Ann Carlson is the Shirley Shapiro professor of environmental law and the co-director of the Emmett Institute on Climate Change and the Environment at UCLA.
Question: What strategies do you have for communicating the scale of the issue and the unique opportunity afforded by making changes right now? How do you turn the facts of planetary change at geologic magnitudes into a story with heart and urgency that will move voters?
The background: Sometimes climate change feels abstract — a melting Arctic or a species extinction in a far-off place seems untethered to kitchen table concerns for most voters. Sometimes thinking about experiences within the scale of one lifetime helps (“I’ve never seen this much rain”), but the crux is a transgenerational issue: At the moment, we’re playing for many future generations, and we don’t have much time on the clock.
Nick Pyenson is a research geologist, curator of fossil marine mammals at the Smithsonian Institution’s National Museum of Natural History and the author of “Spying on Whales: The Past, Present, and Future of Earth’s Most Awesome Creatures.”
Question : Government agencies have supported limited research to better understand the health risks of climate change or to identify actions to prepare for its risks. How will your administration ensure the health and well-being of Americans in a changing climate?

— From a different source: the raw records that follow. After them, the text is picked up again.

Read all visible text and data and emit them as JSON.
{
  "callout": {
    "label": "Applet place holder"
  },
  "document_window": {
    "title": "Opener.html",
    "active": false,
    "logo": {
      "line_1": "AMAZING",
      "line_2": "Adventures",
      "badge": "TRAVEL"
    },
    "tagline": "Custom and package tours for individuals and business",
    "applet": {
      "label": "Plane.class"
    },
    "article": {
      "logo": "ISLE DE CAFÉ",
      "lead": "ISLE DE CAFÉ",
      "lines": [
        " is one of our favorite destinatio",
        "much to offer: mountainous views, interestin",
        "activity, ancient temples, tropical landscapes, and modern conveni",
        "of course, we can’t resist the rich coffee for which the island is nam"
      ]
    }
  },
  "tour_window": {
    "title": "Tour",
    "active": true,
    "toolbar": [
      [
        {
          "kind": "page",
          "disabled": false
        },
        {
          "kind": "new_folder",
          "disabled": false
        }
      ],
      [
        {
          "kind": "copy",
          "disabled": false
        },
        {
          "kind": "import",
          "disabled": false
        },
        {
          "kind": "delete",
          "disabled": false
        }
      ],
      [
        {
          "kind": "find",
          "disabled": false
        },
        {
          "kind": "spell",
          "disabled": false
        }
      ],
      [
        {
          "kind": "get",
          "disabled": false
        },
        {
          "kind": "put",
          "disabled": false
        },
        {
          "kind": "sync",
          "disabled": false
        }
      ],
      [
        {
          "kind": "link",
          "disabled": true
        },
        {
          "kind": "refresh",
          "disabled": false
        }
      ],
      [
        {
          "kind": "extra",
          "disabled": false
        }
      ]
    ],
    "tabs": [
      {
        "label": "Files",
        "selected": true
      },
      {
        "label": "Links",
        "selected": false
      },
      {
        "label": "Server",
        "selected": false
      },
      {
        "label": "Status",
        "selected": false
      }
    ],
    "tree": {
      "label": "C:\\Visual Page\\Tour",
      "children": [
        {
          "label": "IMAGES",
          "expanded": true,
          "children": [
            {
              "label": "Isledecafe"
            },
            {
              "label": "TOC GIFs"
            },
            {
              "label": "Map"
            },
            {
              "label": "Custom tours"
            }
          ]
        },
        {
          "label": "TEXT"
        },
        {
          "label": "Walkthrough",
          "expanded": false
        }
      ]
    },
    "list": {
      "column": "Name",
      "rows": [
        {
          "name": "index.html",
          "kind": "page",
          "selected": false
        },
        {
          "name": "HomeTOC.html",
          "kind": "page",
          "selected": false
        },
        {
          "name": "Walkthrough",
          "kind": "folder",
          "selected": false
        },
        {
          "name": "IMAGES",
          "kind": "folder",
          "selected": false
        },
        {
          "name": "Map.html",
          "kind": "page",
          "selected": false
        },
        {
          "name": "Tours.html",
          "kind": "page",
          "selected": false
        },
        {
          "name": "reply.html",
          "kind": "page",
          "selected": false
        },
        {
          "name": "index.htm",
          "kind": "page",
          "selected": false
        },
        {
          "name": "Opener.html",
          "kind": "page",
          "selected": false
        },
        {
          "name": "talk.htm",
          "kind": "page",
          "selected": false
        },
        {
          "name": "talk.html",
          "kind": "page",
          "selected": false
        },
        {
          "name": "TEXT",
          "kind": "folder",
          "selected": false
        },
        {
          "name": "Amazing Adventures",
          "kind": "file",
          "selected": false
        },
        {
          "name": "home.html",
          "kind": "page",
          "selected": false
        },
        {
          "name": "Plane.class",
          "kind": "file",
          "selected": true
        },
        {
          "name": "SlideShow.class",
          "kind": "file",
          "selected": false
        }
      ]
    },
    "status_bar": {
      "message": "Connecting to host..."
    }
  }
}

The background: Climate change alters our exposure to heat waves, floods, droughts and other extreme events; vector-, food- and waterborne infectious diseases; declines in the quality and safety of air, food and water; and stresses to mental health and well-being. According to a new survey, two-thirds of Americans believe climate action will ease health effects and improve well-being. Yet the shortage of investment in health-specific research and development is harming Americans by failing to anticipate the health challenges of climate change. In 2018, the National Institutes of Health only commited 0.04 percent of its annual budget to addressing climate change.
Kristie L. Ebi is a professor of global health and environmental and occupational health sciences at the University of Washington.